Carlos Santalena no cume do Everest, no dia 7 de maio de 2011
 

Um estudo realizado pelos psiquiatras da Universidade Médica de Innsbruck e a medicina de emergência nas montanhas da Eurac Research em Bolzano destacou a probabilidade de surgirem problemas psiquiátricos relacionados à alta altitude. A análise científica sistemática levou à definição de uma nova síndrome chamada "psicose isolada de alta altitude" (Isolated psychosis during exposure to very high and extreme altitude). Entre os sintomas: o sentimento de ser perseguido, dizendo frases sem sentido ou mudança de caminhos sem motivo.

Os resultados foram publicados na revista "Medicina psicológica", o estudo selecionou e analisou, pela primeira vez, 80 episódios de psicose encontrados na literatura de montanha.

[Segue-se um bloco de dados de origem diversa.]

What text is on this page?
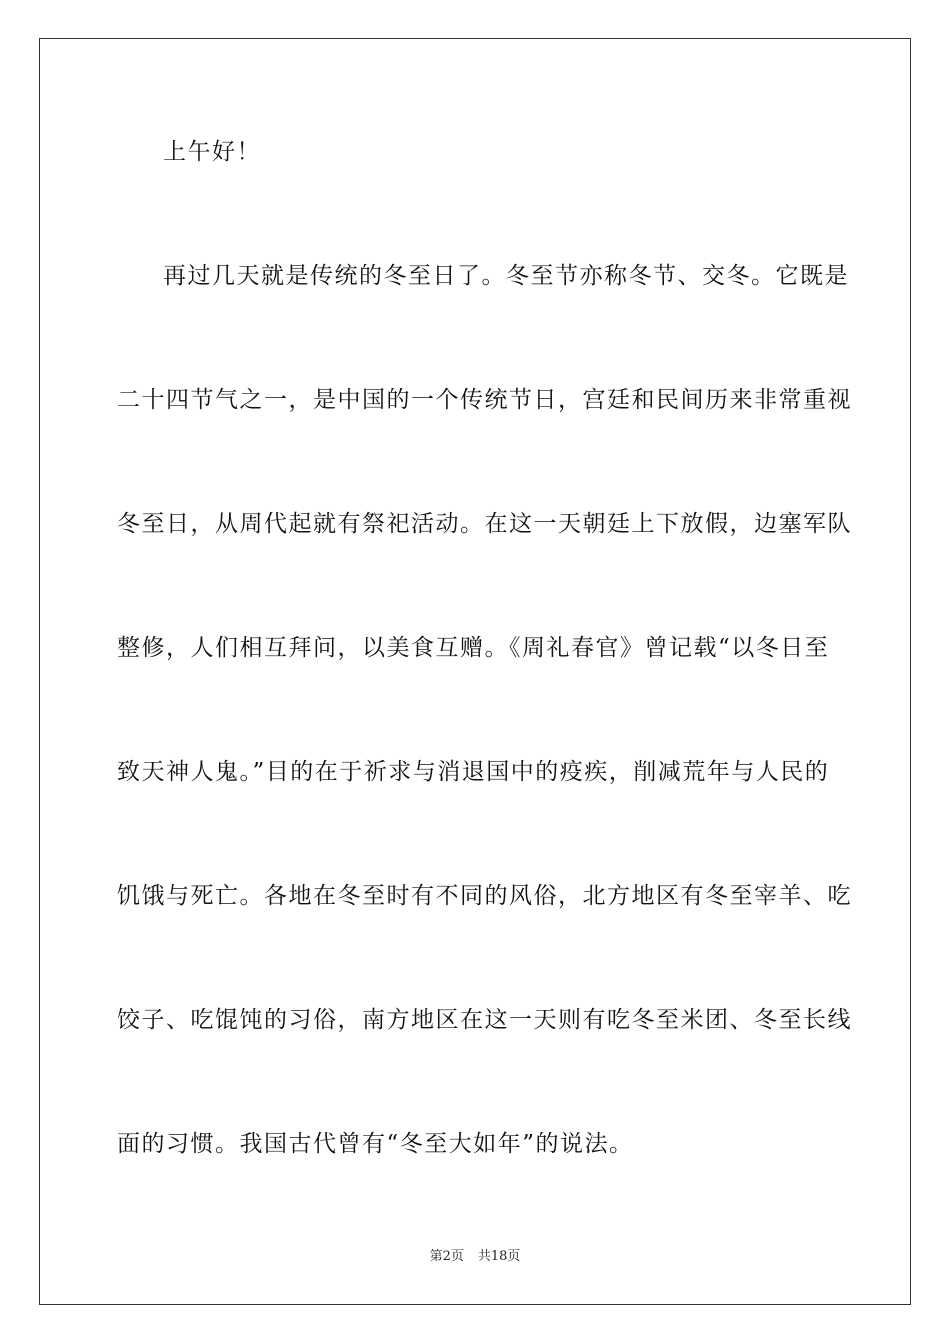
上午好！
再过几天就是传统的冬至日了。冬至节亦称冬节、交冬。它既是
二十四节气之一，是中国的一个传统节日，宫廷和民间历来非常重视
冬至日，从周代起就有祭祀活动。在这一天朝廷上下放假，边塞军队
整修，人们相互拜问，以美食互赠。《周礼春官》曾记载“以冬日至
致天神人鬼。”目的在于祈求与消退国中的疫疾，削减荒年与人民的
饥饿与死亡。各地在冬至时有不同的风俗，北方地区有冬至宰羊、吃
饺子、吃馄饨的习俗，南方地区在这一天则有吃冬至米团、冬至长线
面的习惯。我国古代曾有“冬至大如年”的说法。
第2页 共18页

Um exemplo famoso pode ser o de Hermann Buhl, que teve uma espécie de alucinações visuais e auditivas, enquanto ele estava descendo sozinho de Nanga Parbat em 1953. Aqui apresentamos uma passagem de E 'escuro na geleira onde o próprio Buhl conta sua experiência:

“Nessas horas de tensão extrema, uma sensação estranha me apreende. Eu não estou mais sozinho! Há um companheiro que me protege, me observa, me da segurança. Eu sei, é absurdo, mas o sentimento permanece. [...] Volto, quero colocar as minhas luvas novamente. Eles desapareceram. Curvando as costas, peço ao enigmático companheiro. [...] Um fantasma se diverte comigo? No entanto, entendi a voz familiar muito claramente.”

 

Aconteceu com brasileiros

Durante a escalada do Everest, no dia 6 de maio de 2011, Carlos Santalena e Carlos Canellas chegaram ao Campo 4 (8000m) exaustos e via rádio pediram a permissão para usar a barraca de um montanhista inglês para que pudessem se abrigar e esquentar algo para comer e beber. Quando foram ascender o fogareiro, o fósforo não funcionou e olharam para fora da barraca e viram um Sherpa. Estranharam, pois sabiam que não tinha ninguém no acampamento além deles. Santalena foi até o sherpa e pediu fósforo e este fez sinal negativo com a cabeça. Carlos voltou para a barraca, tentou acender novamente com os fósforos que tinha, mas não teve sucesso. Quando abriu novamente a porta da barraca, viu o Sherpa que estava sentado em uma pilha de cilindros de oxigênio se levantar e caminhar em direção a um abismo, sumindo em meio a névoa e o gelo. Os dois Carlos presenciaram a cena e preocupados conversaram via rádio com a equipe no Campo Base que confirmaram que naquele acampamento estavam sozinhos, não havia nenhum Sherpa naquela altitude.

No dia seguinte, quando voltavam do cume, Canellas usou uma corda velha para rapelar. Santalena seguiu atrás. Quando terminaram o rapel, Santalena perguntou porque ele tinha escolhido a corda velha se tinha uma corda nova ao lado? Canellas disse que escolheu a velha porque viu alguém rapelando pela nova. Quando retornaram ao acampamento, novamente confirmaram via rádio que naquele trecho não havia ninguém, além dos dois.